Add support for limiting only rate in only one direction

So now you can say 'limit writes to 10MB/sec' and have reads go
full throttle, for instance.

Signed-off-by: Jens Axboe <jens.axboe@oracle.com>
diff --git a/HOWTO b/HOWTO
index 494b3e6..8f73208 100644
--- a/HOWTO
+++ b/HOWTO
@@ -588,19 +588,29 @@
 		defaults to 1 which will make fio wait 'thinktime' usecs
 		after every block.
 
-rate=int	Cap the bandwidth used by this job to this number of KiB/sec.

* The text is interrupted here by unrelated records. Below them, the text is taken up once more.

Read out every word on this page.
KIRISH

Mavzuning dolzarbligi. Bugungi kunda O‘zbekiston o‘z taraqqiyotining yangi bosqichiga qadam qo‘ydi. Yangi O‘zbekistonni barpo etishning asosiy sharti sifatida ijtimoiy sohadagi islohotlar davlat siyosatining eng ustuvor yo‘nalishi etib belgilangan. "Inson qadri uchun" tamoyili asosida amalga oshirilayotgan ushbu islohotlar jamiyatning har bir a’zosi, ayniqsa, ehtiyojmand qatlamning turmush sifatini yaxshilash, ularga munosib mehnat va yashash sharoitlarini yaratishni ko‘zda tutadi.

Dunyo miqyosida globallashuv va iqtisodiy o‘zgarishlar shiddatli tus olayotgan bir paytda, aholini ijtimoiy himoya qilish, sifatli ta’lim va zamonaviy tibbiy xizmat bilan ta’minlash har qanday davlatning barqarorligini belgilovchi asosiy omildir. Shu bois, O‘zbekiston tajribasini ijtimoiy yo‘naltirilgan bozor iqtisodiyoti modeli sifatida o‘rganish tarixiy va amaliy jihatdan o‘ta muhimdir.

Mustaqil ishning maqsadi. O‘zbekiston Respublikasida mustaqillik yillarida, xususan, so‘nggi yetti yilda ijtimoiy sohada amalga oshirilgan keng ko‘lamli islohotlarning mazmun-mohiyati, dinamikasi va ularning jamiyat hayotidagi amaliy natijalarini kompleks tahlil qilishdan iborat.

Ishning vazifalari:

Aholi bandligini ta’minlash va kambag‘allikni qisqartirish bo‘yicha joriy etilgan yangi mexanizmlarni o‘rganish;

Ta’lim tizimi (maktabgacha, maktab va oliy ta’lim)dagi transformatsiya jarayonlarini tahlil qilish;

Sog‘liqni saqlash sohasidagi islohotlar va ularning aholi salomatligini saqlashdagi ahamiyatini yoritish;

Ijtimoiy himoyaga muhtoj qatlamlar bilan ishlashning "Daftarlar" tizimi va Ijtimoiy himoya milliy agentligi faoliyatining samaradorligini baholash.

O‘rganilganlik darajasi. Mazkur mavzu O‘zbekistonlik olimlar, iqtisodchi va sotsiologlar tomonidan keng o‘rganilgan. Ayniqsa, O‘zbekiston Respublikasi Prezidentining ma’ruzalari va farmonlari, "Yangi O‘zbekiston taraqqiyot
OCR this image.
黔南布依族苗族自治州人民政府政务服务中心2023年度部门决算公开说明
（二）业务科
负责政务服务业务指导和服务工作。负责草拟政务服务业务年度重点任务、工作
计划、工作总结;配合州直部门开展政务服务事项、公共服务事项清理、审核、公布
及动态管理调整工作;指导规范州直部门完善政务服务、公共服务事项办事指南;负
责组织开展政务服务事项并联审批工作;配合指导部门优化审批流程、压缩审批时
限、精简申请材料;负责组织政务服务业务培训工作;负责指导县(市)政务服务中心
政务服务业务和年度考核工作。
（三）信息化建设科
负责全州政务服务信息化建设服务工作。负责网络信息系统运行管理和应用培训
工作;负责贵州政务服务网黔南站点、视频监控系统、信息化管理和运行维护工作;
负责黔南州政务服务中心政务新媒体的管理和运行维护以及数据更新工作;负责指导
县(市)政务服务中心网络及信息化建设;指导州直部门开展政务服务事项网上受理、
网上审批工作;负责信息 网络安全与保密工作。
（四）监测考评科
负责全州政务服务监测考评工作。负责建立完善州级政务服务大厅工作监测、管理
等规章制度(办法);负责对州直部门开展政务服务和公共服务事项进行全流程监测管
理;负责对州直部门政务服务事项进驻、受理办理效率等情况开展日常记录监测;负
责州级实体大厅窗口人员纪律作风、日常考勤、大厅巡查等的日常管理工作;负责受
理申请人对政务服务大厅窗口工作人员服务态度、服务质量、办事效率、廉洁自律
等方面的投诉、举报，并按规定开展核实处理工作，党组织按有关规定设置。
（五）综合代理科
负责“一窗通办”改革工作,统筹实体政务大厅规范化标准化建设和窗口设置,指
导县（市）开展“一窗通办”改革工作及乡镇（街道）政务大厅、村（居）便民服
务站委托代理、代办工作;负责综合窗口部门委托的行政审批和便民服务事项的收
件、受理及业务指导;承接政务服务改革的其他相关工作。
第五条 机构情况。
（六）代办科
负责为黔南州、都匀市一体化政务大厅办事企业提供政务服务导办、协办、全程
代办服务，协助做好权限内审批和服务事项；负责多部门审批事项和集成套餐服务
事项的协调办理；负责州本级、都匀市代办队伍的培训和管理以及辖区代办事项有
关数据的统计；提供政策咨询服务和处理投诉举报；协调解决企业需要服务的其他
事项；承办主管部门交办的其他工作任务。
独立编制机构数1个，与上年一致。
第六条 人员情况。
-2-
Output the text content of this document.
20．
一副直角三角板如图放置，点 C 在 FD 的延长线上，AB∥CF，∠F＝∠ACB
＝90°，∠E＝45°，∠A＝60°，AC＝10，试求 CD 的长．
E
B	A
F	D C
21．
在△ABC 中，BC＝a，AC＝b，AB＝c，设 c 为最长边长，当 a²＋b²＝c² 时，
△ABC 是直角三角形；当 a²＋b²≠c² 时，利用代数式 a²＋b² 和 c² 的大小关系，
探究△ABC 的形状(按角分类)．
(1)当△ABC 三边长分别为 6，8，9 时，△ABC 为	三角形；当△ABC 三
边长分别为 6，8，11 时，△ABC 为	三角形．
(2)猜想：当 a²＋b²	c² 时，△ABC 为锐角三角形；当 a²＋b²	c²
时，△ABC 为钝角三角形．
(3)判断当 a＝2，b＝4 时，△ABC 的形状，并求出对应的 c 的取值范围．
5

+rate=int	Cap the bandwidth used by this job. The number is in bytes/sec,
+		the normal postfix rules apply. You can use rate=500k to limit
+		reads and writes to 500k each, or you can specify read and
+		writes separately. Using rate=1m,500k would limit reads to
+		1MB/sec and writes to 500KB/sec. Capping only reads or
+		writes can be done with rate=,500k or rate=500k,. The former
+		will only limit writes (to 500KB/sec), the latter will only
+		limit reads.
 
 ratemin=int	Tell fio to do whatever it can to maintain at least this
 		bandwidth. Failing to meet this requirement, will cause
-		the job to exit.
+		the job to exit. The same format as rate is used for
+		read vs write separation.
 
 rate_iops=int	Cap the bandwidth to this number of IOPS. Basically the same
 		as rate, just specified independently of bandwidth. If the
 		job is given a block size range instead of a fixed value,
-		the smallest block size is used as the metric.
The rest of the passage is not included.